Al contrario, sottolinea Eberhard Schockenhoff, “esistono influenze culturali adeguate alla natura umana e influenze inadeguate. Stabilirlo è compito della ragione umana”. In ogni caso, schierarsi dietro il totem della legge naturale lascia il tempo che trova, anche nell’Aula nuova, dice: “L’appello al diritto naturale è tutto fuorché un jolly argomentativo che zittisce le argomentazioni altrui. Al contrario, occorre chiarire che cosa si intende per diritto naturale e che cosa si vuole argomentare facendo riferimento al diritto naturale. Credo – afferma – che i dibattiti svolti nell’Aula del Sinodo non tocchino tali questioni preliminari aventi carattere ermeneutico, ma siano orientati più che altro a problemi pratici che stanno al centro del messaggio della chiesa”.
“L’Humanae vitae ha sempre convinto poco”

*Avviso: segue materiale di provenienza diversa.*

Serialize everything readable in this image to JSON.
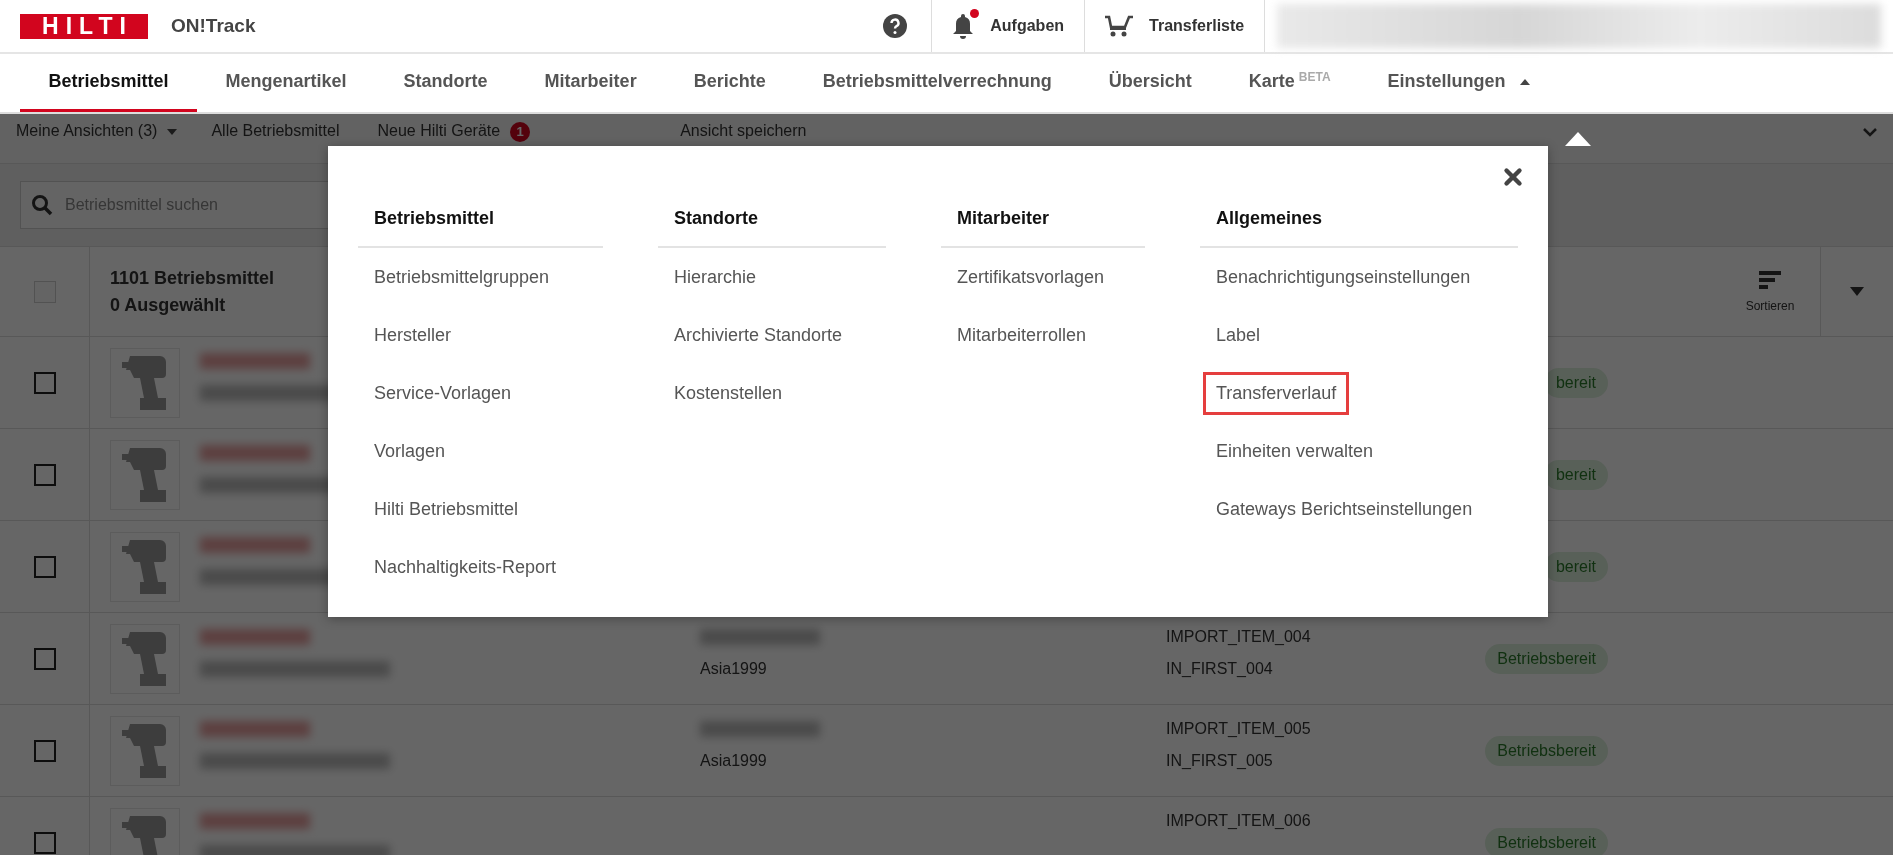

Da quel che si dice nei briefing in sala stampa e (soprattutto) da quanto viene messo online da diversi padri che preferiscono fornire una versione più dettagliata di quanto avviene in assemblea, senza filtri o valutazioni d’altro tipo, si è discusso anche di Humanae vitae, l’ultima enciclica di Paolo VI che diversi tra i presenti al Sinodo (primo fra tutti il vescovo di Anversa, mons. Johan Bonny) vorrebbero musealizzare e dichiarare superata quanto ai contenuti e ai princìpi ispiratori. Un documento, quello, che “io non definirei superato”, dice Schockenhoff, “dal momento che già quando fu pubblicato incontrò una diffusa resistenza e i suoi argomenti convinsero ben poco tanti fedeli sin dall’inizio”. Con obiettività, spiega, si può dire che “è stata un’enciclica molto controversa che in Europa o non è stata accettata dai fedeli o addirittura è stata apertamente rifiutata. E la non recezione di un insegnamento magisteriale va presa in considerazione quando si segue l’argomentazione di quell’enciclica”.

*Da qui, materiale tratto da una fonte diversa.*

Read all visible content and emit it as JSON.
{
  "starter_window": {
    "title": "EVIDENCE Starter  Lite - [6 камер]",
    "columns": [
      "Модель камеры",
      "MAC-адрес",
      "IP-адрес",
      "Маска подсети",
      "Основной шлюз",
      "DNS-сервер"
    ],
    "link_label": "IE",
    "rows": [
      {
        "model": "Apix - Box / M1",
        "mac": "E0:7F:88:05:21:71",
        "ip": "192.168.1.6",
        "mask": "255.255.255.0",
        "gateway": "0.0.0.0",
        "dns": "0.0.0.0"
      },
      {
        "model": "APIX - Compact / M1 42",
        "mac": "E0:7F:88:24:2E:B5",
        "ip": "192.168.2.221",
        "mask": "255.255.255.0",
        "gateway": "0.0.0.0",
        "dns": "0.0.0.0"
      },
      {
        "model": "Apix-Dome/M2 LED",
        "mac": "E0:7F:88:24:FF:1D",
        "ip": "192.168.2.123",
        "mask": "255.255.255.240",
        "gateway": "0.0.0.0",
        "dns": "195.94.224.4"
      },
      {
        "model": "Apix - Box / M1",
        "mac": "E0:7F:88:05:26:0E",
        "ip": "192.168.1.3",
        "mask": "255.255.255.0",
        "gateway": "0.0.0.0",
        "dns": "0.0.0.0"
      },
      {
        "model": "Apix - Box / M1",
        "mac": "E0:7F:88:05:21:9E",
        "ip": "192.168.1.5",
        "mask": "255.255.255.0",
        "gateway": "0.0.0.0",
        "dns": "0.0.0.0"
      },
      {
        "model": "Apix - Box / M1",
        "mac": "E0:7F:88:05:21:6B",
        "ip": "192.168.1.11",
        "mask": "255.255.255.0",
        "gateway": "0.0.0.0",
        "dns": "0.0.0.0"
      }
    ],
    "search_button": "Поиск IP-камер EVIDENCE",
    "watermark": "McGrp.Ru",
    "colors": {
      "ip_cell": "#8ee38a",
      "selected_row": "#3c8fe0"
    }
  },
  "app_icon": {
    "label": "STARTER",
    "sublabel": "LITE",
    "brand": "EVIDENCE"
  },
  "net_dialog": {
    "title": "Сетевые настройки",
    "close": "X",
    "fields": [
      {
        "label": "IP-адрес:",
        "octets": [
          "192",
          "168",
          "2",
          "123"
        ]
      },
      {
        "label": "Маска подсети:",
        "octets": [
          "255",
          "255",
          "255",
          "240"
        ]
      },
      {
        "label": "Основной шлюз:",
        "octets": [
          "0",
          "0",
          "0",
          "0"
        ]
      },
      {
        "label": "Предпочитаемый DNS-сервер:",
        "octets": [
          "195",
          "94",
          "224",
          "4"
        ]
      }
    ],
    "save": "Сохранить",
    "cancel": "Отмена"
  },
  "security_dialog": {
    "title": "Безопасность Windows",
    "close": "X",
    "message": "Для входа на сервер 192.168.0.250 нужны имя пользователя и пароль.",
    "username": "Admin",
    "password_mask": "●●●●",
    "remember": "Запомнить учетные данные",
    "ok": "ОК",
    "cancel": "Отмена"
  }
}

[**Video_box_2**]Il teologo parla di Europa, una realtà che anche nel confronto sinodale è stata per alcuni troppo presente rispetto a quella ben più dinamica africana. Schockenhoff però ha seri dubbi circa la possibilità di prendere a modello la famiglia africana per sperare in una rievangelizzazione dell’occidente secolarizzato: “Non credo che il modello di matrimonio o di famiglia che si sviluppa in un continente si possa proporre senza problemi in altri. La chiesa in Africa ha problemi diversi rispetto a quelli delle mutevoli forme di vita di coppia della società secolarizzata, nel senso che deve impregnare della forza del Vangelo e del credo cristiano le forme tradizionali di matrimonio. Immagino – chiosa il nostro interlocutore – che i vescovi africani conoscano i problemi dal proprio angolo di osservazione e non abbiano quindi bisogno di lezioni dall’esterno. Per questo, stabiliranno un dialogo critico con i loro confratelli europei e nordamericani, rinunciando alle lezioni che loro stessi non desiderano ricevere dagli altri”.